Ils étaient toujours bas, les fonds!

Elle me répond: - Vas en chercher un à la Madeleine.

Moi, ça m'étonne.

Elle reprend: - C'est là que nous les prenons, toutes; on en a autant qu'on veut. Et elle m'explique la
chose. C'est bien simple.

Donc, je m'en allai avec Irma à la Madeleine. Nous trouvons le sacristain et nous lui expliquons comment
nous avons oublié un parapluie la semaine d'avant. Alors il nous demande si nous nous rappelons son

manche, et je lui fais l'explication d'un manche avec une pomme d'agate. Il nous introduit dans une

chambre où il y avait plus de cinquante parapluies perdus; nous les regardons tous et nous ne trouvons

pas le mien; mais moi j'en choisis un beau, un très beau, à manche d'ivoire sculpté. Louise est allée le

réclamer quelques jours après. Elle l'a décrit avant de l'avoir vu, et on le lui a donné sans méfiance.

Pour faire ça, on s'habillait très chic.»

Et elle riait en ouvrant et laissant retomber le couvercle à charnières de la grande boîte à tabac.

Elle reprit: - Oh! on en avait des tours, et on en avait de si drôles. Tiens, nous étions cinq à l'atelier,
quatre ordinaires et une très bien, Irma, la belle Irma. Elle était très distinguée, et elle avait un amant au

conseil d'État. Ça ne l'empêchait pas de lui en faire porter joliment. Voilà qu'un hiver elle nous dit:

«Vous ne savez pas, nous allons en faire une bien bonne.» Et elle nous conta son idée.

Tu sais, Irma, elle avait une tournure a troubler la tête de tous les hommes, et puis une taille, et puis des
hanches qui leur faisaient venir l'eau à la bouche. Donc, elle imagina de nous faire gagner cent francs à

chacune pour nous acheter des bagues, et elle arrangea la chose que voici:

Tu sais que je n'étais pas riche, à ce moment-là, les autres non plus; ça n'allait guère, nous gagnions cent
francs par mois au magasin, rien de plus. Il fallait trouver. Je sais bien que nous avions chacune deux ou

trois amants habitués qui donnaient un peu, mais pas beaucoup. A la promenade de midi, il arrivait

quelquefois qu'on amorçait un monsieur qui revenait le lendemain; on le faisait poser quinze jours, et

puis on cédait. Mais ces hommes-là, ça ne rapporte jamais gros. Ceux de Chatou, c'était pour le plaisir.

Oh! si tu savais les ruses que nous avions; vrai, c'était à mourir de rire. Donc, quand Irma nous proposa

de nous faire gagner cent francs, nous voilà toutes allumées. C'est très vilain ce que je vais te raconter,

mais ça ne fait rien; tu connais la vie, toi, et puis quand on est resté quatre ans à Chatou....

Donc elle nous dit: «Nous allons lever au bal de l'Opéra ce qu'il y a de mieux à Paris comme hommes, les
plus distingués et les plus riches. Moi, je les connais.»

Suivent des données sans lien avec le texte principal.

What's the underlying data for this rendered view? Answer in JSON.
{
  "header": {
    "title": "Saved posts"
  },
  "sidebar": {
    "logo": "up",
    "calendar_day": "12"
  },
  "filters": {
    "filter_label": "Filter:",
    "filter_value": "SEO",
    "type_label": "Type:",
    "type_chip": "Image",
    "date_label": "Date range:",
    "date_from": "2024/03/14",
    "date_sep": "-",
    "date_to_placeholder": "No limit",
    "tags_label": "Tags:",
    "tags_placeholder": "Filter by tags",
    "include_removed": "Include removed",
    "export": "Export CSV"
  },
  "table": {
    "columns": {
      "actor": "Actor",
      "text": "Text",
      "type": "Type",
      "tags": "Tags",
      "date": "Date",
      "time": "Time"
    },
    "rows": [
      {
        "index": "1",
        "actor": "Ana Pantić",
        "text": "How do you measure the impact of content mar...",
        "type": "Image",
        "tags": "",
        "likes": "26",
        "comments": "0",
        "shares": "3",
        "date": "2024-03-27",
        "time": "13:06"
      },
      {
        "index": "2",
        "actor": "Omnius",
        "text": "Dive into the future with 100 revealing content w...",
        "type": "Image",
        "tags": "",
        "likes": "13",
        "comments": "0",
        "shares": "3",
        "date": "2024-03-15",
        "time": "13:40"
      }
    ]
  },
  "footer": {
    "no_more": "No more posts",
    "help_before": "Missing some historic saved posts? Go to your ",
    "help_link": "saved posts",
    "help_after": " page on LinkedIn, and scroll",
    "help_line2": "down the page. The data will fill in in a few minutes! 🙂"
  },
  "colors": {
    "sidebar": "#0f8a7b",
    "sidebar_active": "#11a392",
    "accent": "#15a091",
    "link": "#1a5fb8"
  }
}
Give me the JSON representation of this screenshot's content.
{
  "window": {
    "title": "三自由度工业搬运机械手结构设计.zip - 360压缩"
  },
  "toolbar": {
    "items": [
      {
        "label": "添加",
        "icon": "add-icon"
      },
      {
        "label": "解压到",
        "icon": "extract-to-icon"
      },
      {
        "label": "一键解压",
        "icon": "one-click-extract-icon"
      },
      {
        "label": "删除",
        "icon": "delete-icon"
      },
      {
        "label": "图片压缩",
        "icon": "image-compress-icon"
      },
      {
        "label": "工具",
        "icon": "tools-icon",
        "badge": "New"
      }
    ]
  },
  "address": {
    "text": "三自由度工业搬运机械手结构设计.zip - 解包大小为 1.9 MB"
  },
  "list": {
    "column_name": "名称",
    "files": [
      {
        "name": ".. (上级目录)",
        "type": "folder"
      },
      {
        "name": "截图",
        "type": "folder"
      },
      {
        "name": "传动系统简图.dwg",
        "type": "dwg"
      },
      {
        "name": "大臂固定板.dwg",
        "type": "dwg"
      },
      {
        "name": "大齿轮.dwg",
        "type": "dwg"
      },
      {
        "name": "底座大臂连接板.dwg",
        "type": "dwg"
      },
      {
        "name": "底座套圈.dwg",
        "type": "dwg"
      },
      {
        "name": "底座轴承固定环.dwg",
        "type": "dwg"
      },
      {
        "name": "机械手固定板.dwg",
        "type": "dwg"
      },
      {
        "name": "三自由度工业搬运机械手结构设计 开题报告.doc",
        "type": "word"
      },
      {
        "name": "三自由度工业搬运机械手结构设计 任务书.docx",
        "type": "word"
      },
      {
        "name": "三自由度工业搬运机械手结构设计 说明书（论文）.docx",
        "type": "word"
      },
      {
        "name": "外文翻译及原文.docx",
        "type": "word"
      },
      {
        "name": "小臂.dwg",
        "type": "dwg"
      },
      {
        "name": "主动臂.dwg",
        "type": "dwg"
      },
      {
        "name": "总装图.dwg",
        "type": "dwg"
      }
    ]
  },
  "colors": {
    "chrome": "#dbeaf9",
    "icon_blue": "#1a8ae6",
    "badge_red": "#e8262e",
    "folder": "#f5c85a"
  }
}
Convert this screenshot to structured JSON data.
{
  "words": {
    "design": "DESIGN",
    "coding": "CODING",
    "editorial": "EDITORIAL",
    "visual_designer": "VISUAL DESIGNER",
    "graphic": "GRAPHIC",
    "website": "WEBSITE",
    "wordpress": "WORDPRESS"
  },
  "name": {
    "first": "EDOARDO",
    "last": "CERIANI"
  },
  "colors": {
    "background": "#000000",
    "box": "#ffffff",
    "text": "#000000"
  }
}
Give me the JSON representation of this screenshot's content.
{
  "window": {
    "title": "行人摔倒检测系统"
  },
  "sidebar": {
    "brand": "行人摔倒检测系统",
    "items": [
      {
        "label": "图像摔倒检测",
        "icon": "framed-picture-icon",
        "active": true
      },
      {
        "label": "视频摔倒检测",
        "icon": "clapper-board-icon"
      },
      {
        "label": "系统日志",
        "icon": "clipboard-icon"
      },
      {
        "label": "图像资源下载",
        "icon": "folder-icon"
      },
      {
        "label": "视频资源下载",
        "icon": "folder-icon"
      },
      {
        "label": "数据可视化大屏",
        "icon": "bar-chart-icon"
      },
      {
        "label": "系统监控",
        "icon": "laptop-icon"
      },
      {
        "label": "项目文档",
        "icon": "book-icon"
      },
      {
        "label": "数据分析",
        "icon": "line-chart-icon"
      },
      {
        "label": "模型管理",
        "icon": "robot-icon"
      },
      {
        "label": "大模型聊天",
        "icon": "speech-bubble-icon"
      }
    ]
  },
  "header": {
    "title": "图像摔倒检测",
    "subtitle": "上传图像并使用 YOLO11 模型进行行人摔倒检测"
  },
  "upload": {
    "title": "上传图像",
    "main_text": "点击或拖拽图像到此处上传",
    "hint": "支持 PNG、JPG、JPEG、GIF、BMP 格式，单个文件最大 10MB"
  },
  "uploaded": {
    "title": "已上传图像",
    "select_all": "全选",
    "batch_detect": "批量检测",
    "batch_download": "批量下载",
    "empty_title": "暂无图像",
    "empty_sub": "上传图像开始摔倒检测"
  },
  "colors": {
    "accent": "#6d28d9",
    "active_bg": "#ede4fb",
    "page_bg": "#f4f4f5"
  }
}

Nous n'avons pas cru, d'abord, que c'était vrai; parce que ces hommes-là ne sont pas faits pour les
modistes, pour Irma oui, mais pour nous, non. Oh! elle était d'un chic, cette Irma. Tu sais, nous avions

coutume de dire à l'atelier que si l'empereur l'avait connue, il l'aurait certainement épousée.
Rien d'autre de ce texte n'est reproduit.